A decades-old rift between Turkey and Cyprus, which is backed by Greece, has come to a head this year in disputes over commercial rights in the east Mediterranean, an area thought to be rich in natural gas.
“As far as your relations with Turkey are concerned, we are ready to promote dialogue, pragmatically based on mutual interests and in search of decisions, which will be fair and based on international law,” Lavrov said at a meeting with Cyprus President Nicos Anastasiades in Nicosia.
“Russia considers any steps that could lead to a further escalation of tensions (in the east Mediterranean) unacceptable,” he later added in a news conference.

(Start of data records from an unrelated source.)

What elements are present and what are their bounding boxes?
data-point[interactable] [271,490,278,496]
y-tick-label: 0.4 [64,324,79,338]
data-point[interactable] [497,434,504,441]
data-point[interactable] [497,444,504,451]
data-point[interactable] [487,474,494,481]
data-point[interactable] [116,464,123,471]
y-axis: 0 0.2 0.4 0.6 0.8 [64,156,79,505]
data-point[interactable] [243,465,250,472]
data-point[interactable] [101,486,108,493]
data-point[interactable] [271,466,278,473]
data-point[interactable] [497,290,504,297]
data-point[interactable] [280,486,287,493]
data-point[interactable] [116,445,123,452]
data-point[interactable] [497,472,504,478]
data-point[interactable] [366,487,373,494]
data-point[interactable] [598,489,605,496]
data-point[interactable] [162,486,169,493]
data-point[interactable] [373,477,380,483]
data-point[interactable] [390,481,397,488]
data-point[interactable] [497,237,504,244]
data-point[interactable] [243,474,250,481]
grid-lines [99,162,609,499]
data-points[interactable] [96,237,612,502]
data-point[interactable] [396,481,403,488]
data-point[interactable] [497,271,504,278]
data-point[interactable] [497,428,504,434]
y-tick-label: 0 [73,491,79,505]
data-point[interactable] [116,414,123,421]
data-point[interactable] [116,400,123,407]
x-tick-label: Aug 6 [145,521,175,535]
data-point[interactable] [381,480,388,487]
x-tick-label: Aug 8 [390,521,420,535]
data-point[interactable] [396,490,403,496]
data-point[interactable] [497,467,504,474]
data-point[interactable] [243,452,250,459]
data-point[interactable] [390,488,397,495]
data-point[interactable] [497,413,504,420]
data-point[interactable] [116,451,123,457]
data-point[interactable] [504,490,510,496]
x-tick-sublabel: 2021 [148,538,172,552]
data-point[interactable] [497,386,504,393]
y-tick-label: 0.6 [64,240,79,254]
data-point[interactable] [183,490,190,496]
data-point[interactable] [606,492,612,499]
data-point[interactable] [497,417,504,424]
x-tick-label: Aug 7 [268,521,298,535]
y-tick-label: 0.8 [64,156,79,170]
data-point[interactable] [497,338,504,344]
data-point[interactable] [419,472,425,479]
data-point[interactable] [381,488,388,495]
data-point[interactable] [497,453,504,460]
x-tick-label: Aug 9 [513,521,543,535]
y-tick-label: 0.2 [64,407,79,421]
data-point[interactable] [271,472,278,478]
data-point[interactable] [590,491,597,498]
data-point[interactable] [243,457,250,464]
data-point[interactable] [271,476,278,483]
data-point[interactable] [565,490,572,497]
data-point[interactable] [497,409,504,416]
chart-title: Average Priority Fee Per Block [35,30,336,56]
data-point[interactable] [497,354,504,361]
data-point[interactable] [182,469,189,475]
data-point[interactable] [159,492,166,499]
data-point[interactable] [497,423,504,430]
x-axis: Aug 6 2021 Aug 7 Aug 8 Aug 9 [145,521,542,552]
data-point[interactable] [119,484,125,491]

NATO allies Turkey and Greece are at loggerheads over the extent of their continental shelves. Ankara also disputes the rights of Cyprus to explore for natural gas in the sea area around the island.
In related developments Russian Energy Minister Alexander Novak said it was extremely important for Russia and other oil producers to quickly regain, or even raise, their market share once the demand recovers, according to a ministry’s in-house magazine published on Tuesday.
To ensure Russia has not lost its oil market share after a global oil production cut agreement is over in 2022, Moscow has worked out a programme of unfinished oil wells, which could be launched once the output reduction deal expires.
“Once (oil) demand starts returning to the pre-crisis levels, it will be extremely important for Russia and for other oil producing countries to quickly regain market share, or even to raise it,” Novak said.
He did not say if the programme of unfinished wells, a scheme widely used by U.S. shale oil producers, has been approved by the government after being announced in May.
OPEC and its allies, a group known as OPEC+, are cutting output by 7.7 million barrels per day (bpd) until December to support prices as the coronavirus pandemic hammers demand.
Novak said that the government would offer three-year tax breaks for companies engaged in the programme from early 2022, estimating the number of the unfinished wells at 2,700.
Russia has mainly shut down old or less-productive wells that won’t necessarily be revived when the supply deal expires in April 2022, so the government is considering to help oil companies to ensure lost output can be replaced quickly.
To provide some respite for the oil services industry, Novak suggested companies engage in “green” energy production until oil demands recovers, he told the magazine.
He also said the same scheme could be used for the natural gas industry.